What is the problem? - Final Version
The way the Curious Questioner ended up functioning, is obtaining information from the decomposition of an input sentence. The Curious Questioner then generates output questions using the elements from the information. When working on the project, we decided to shift our focus from being able to process a wide range of inputs corresponding to information in a database, but instead worked on two question types (tag questions and reciprocal questions), that are of the correct grammatical form in subject-verb agreement.
The way we implemented tag questions was of the form "I like oranges, don't I" whereas the reciprocal question asks a question back at the person making a statement, such as "I like oranges, do you?".
What is the problem? - from project proposal
We want to create a feature for an AI that generates different types of questions based on an input statement. The problem is how we can parse and interpret a language tree in order to create a grammatically correct response output.
Input would be for example "I like oranges.", and "Leonardo DiCaprio starred in the movie Inception."

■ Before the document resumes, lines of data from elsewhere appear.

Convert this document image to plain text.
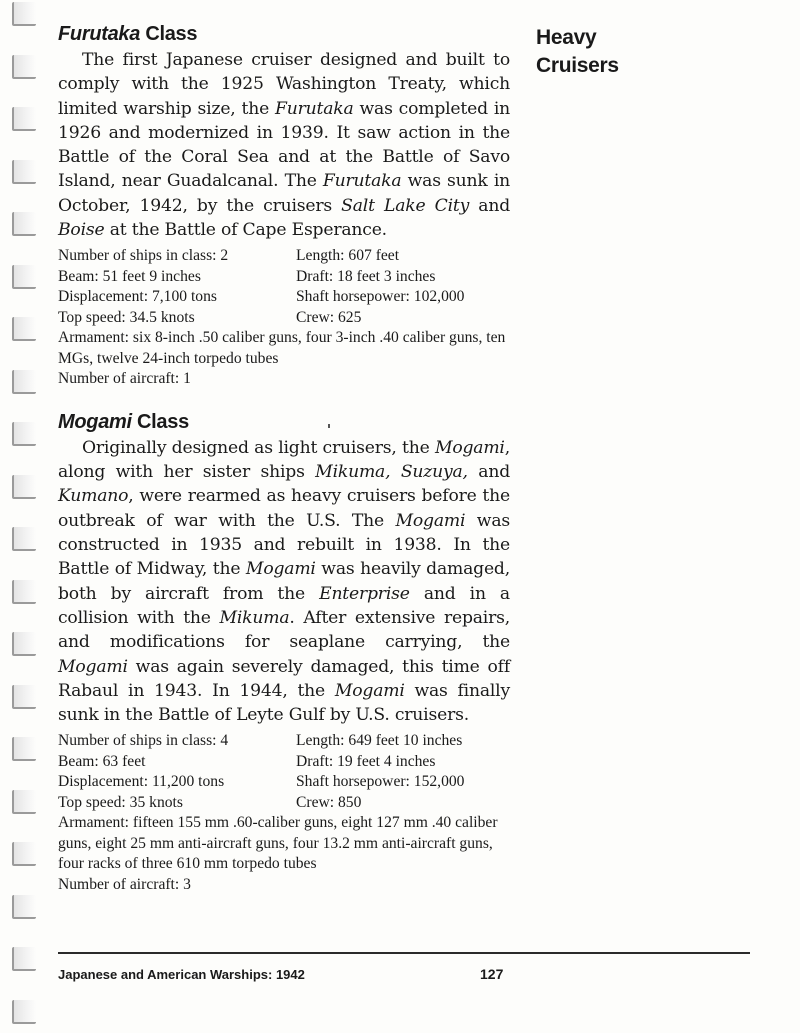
Furutaka Class

The first Japanese cruiser designed and built to comply with the 1925 Washington Treaty, which limited warship size, the Furutaka was completed in 1926 and modernized in 1939. It saw action in the Battle of the Coral Sea and at the Battle of Savo Island, near Guadalcanal. The Furutaka was sunk in October, 1942, by the cruisers Salt Lake City and Boise at the Battle of Cape Esperance.

Number of ships in class: 2	Length: 607 feet
Beam: 51 feet 9 inches	Draft: 18 feet 3 inches
Displacement: 7,100 tons	Shaft horsepower: 102,000
Top speed: 34.5 knots	Crew: 625
Armament: six 8-inch .50 caliber guns, four 3-inch .40 caliber guns, ten MGs, twelve 24-inch torpedo tubes
Number of aircraft: 1
Mogami Class

Originally designed as light cruisers, the Mogami, along with her sister ships Mikuma, Suzuya, and Kumano, were rearmed as heavy cruisers before the outbreak of war with the U.S. The Mogami was constructed in 1935 and rebuilt in 1938. In the Battle of Midway, the Mogami was heavily damaged, both by aircraft from the Enterprise and in a collision with the Mikuma. After extensive repairs, and modifications for seaplane carrying, the Mogami was again severely damaged, this time off Rabaul in 1943. In 1944, the Mogami was finally sunk in the Battle of Leyte Gulf by U.S. cruisers.

Number of ships in class: 4	Length: 649 feet 10 inches
Beam: 63 feet	Draft: 19 feet 4 inches
Displacement: 11,200 tons	Shaft horsepower: 152,000
Top speed: 35 knots	Crew: 850
Armament: fifteen 155 mm .60-caliber guns, eight 127 mm .40 caliber guns, eight 25 mm anti-aircraft guns, four 13.2 mm anti-aircraft guns, four racks of three 610 mm torpedo tubes
Number of aircraft: 3
Heavy
Cruisers
Japanese and American Warships: 1942	127
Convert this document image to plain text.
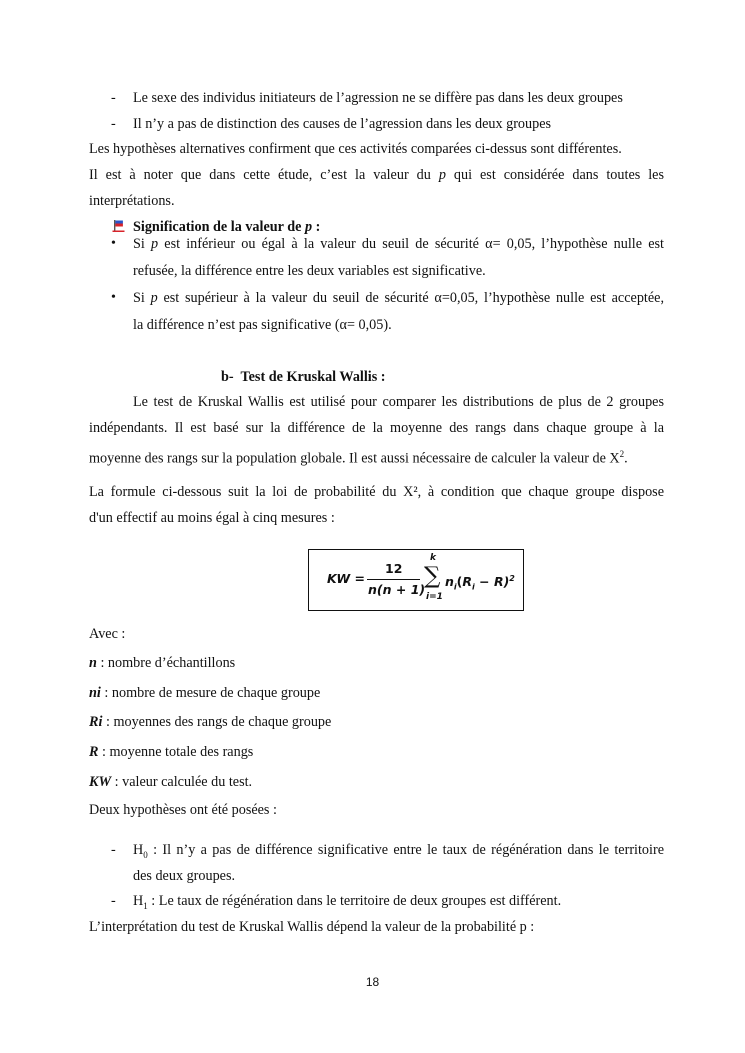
- Le sexe des individus initiateurs de l’agression ne se diffère pas dans les deux groupes
- Il n’y a pas de distinction des causes de l’agression dans les deux groupes
Les hypothèses alternatives confirment que ces activités comparées ci-dessus sont différentes.
Il est à noter que dans cette étude, c’est la valeur du p qui est considérée dans toutes les
interprétations.
Signification de la valeur de p :
• Si p est inférieur ou égal à la valeur du seuil de sécurité α= 0,05, l’hypothèse nulle est
refusée, la différence entre les deux variables est significative.
• Si p est supérieur à la valeur du seuil de sécurité α=0,05, l’hypothèse nulle est acceptée,
la différence n’est pas significative (α= 0,05).
b- Test de Kruskal Wallis :
Le test de Kruskal Wallis est utilisé pour comparer les distributions de plus de 2 groupes
indépendants. Il est basé sur la différence de la moyenne des rangs dans chaque groupe à la
moyenne des rangs sur la population globale. Il est aussi nécessaire de calculer la valeur de $X^2$.
La formule ci-dessous suit la loi de probabilité du X², à condition que chaque groupe dispose
d'un effectif au moins égal à cinq mesures :
KW =
12
n(n + 1)
k
∑
i=1
$n_i(R_i - R)^2$
Avec :
n : nombre d’échantillons
ni : nombre de mesure de chaque groupe
Ri : moyennes des rangs de chaque groupe
R : moyenne totale des rangs
KW : valeur calculée du test.
Deux hypothèses ont été posées :
- $H_0$ : Il n’y a pas de différence significative entre le taux de régénération dans le territoire
des deux groupes.
- $H_1$ : Le taux de régénération dans le territoire de deux groupes est différent.
L’interprétation du test de Kruskal Wallis dépend la valeur de la probabilité p :
18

The corresponding output would be for example (from project proposal):
"I like oranges, do you?"
"Do you like oranges?"
"Don’t you like oranges?"
"What kind of fruit do you like?"
"Who starred in the movie Inception?"
"Do you know of Leonardo DiCaprio?"
"Did Leonardo DiCaprio star in the movie Inception?"

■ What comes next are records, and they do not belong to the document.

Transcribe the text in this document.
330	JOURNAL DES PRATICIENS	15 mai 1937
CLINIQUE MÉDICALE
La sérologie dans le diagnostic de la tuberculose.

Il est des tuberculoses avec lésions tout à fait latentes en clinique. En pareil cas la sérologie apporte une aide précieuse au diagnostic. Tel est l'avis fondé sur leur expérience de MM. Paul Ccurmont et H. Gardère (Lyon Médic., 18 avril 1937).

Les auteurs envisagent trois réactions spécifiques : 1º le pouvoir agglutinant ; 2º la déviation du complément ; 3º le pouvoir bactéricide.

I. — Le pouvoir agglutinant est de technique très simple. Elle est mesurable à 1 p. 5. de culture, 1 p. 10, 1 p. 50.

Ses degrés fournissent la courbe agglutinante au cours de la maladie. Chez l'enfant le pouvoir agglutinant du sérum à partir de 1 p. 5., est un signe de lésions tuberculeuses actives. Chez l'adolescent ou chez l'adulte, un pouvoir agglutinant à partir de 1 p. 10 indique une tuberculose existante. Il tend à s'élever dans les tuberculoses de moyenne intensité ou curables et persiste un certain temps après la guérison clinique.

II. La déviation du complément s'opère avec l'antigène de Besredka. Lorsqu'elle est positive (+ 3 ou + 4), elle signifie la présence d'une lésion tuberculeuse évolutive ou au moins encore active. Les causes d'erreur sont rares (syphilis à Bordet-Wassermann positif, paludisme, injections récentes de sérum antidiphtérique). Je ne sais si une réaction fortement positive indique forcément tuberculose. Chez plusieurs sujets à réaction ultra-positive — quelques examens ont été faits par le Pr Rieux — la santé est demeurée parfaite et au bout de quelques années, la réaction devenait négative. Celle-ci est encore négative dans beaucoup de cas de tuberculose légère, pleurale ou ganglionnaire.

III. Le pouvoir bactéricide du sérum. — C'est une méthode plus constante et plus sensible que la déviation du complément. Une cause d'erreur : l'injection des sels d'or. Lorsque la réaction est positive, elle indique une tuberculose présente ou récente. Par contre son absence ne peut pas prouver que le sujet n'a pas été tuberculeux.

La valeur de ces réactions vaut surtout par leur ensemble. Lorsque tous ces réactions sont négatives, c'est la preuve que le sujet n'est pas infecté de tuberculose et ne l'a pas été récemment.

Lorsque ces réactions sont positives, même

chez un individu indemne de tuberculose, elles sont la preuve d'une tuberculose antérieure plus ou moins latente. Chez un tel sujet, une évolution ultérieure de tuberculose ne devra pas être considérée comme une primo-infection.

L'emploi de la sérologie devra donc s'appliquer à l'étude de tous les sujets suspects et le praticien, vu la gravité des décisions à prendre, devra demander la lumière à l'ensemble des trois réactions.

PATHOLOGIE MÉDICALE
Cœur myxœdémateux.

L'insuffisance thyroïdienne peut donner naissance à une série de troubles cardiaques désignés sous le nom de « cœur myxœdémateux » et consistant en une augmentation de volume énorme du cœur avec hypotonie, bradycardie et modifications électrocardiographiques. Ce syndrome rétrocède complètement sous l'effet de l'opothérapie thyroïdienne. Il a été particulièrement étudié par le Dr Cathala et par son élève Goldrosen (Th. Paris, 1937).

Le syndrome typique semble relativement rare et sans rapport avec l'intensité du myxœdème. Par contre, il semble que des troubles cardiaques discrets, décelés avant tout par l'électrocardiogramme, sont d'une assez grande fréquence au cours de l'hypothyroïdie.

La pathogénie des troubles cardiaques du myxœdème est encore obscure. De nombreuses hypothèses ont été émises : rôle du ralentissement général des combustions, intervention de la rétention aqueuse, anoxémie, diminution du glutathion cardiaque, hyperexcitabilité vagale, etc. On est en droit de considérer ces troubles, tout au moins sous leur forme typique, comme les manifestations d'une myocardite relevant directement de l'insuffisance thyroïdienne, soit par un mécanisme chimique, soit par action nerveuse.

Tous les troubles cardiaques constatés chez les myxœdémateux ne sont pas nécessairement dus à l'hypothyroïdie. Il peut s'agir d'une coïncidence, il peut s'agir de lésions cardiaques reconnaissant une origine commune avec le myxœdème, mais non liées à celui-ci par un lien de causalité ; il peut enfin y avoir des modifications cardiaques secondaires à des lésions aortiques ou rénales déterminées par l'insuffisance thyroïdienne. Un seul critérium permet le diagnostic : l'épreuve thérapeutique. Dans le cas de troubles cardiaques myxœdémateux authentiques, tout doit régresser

"Leonardo DiCaprio starred in the movie Inception, didn’t he?"
"What other movies have Leonardo DiCaprio starred in?"
What is the something extra?
We changed our something extra in the process of completing the project, by choosing to focus on building an expandable base for a language parser and generator, rather than the range of information that the system can handle. The most significant extra that we worked on was the ability to correctly check and output questions that are of the correct grammatical form, with a focus on subject-verb agreement. Since we built an extensive logic for a set of grammatical relations, the program could be effective as a part of a larger natural language processor.

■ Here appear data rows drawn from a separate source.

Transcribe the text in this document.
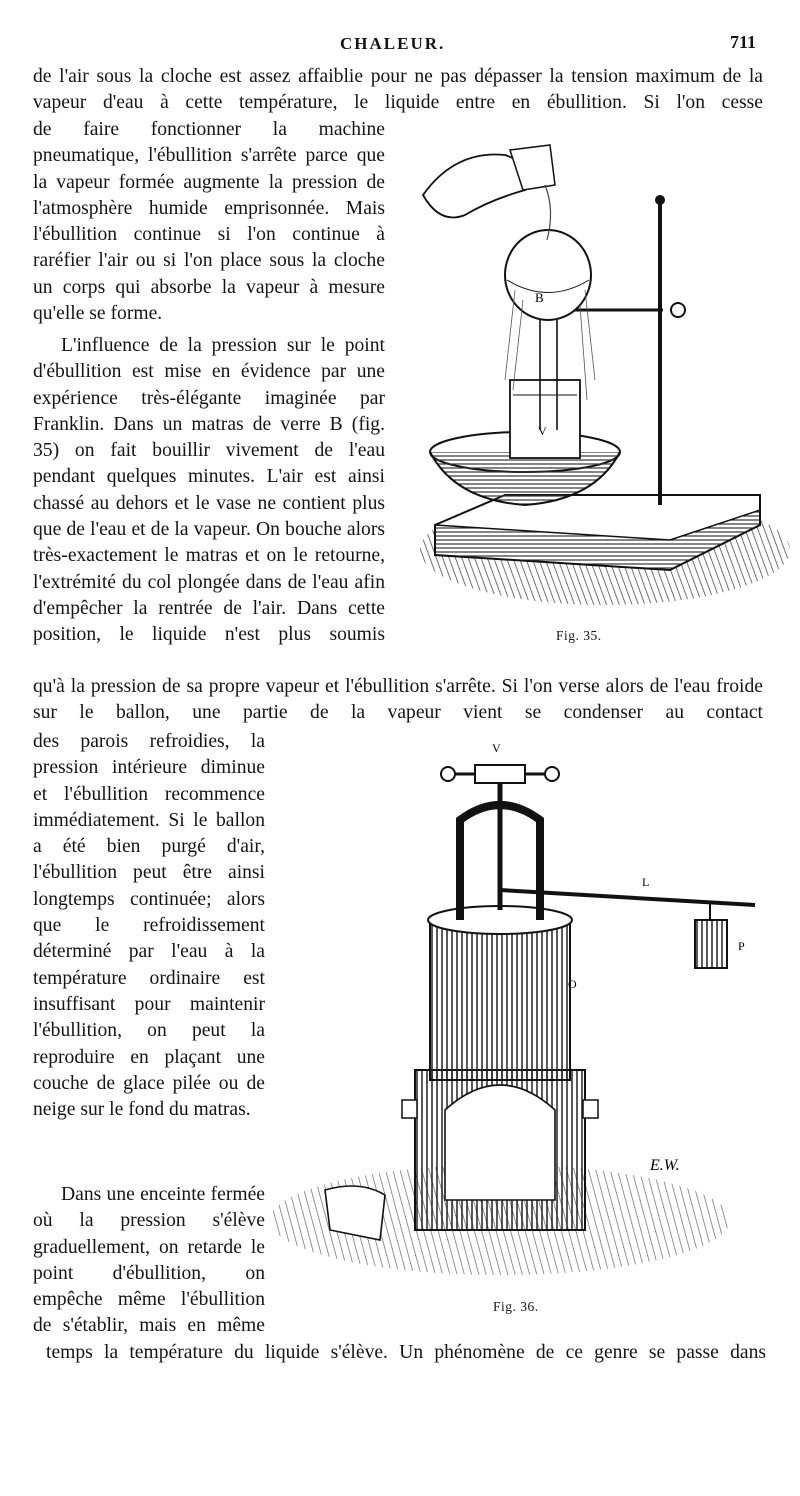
CHALEUR.	711

de l'air sous la cloche est assez affaiblie pour ne pas dépasser la tension maximum de la vapeur d'eau à cette température, le liquide entre en ébullition. Si l'on cesse

de faire fonctionner la machine pneumatique, l'ébullition s'arrête parce que la vapeur formée augmente la pression de l'atmosphère humide emprisonnée. Mais l'ébullition continue si l'on continue à raréfier l'air ou si l'on place sous la cloche un corps qui absorbe la vapeur à mesure qu'elle se forme.

L'influence de la pression sur le point d'ébullition est mise en évidence par une expérience très-élégante imaginée par Franklin. Dans un matras de verre B (fig. 35) on fait bouillir vivement de l'eau pendant quelques minutes. L'air est ainsi chassé au dehors et le vase ne contient plus que de l'eau et de la vapeur. On bouche alors très-exactement le matras et on le retourne, l'extrémité du col plongée dans de l'eau afin d'empêcher la rentrée de l'air. Dans cette position, le liquide n'est plus soumis

qu'à la pression de sa propre vapeur et l'ébullition s'arrête. Si l'on verse alors de l'eau froide sur le ballon, une partie de la vapeur vient se condenser au contact

des parois refroidies, la pression intérieure diminue et l'ébullition recommence immédiatement. Si le ballon a été bien purgé d'air, l'ébullition peut être ainsi longtemps continuée; alors que le refroidissement déterminé par l'eau à la température ordinaire est insuffisant pour maintenir l'ébullition, on peut la reproduire en plaçant une couche de glace pilée ou de neige sur le fond du matras.

Dans une enceinte fermée où la pression s'élève graduellement, on retarde le point d'ébullition, on empêche même l'ébullition de s'établir, mais en même

temps la température du liquide s'élève. Un phénomène de ce genre se passe dans

B
V
Fig. 35.
V
L
P
O
E.W.
Fig. 36.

What did we learn from doing this?
Logical programming is suitable for our task, which includes decomposition of natural language and determining object relations. The types of questions that we initially intended for the Curious Questioneer to process, depended heavily on the complexity of the sentence, especially the relationship between grammatical structure and object relations within the input sentence. For example, if we want to generate "What other movies have Leonardo DiCaprio starred in?" from the input "Who starred in the movie Inception?", we would need to access both grammatical relations, and relationships concerning the movie-star Leonardo DiCaprio. Achieving this objective would be possible by access to an extensive database of knowledge about the world. Instead, we decided to limit the scope of our project to working with generating perturbations in the structure of the input sentence that remain grammatically correct. It would be feasible and very interesting to expand the current program to include object relations, in order to be able to parse a wider range of input, and generate a wider variety of questions.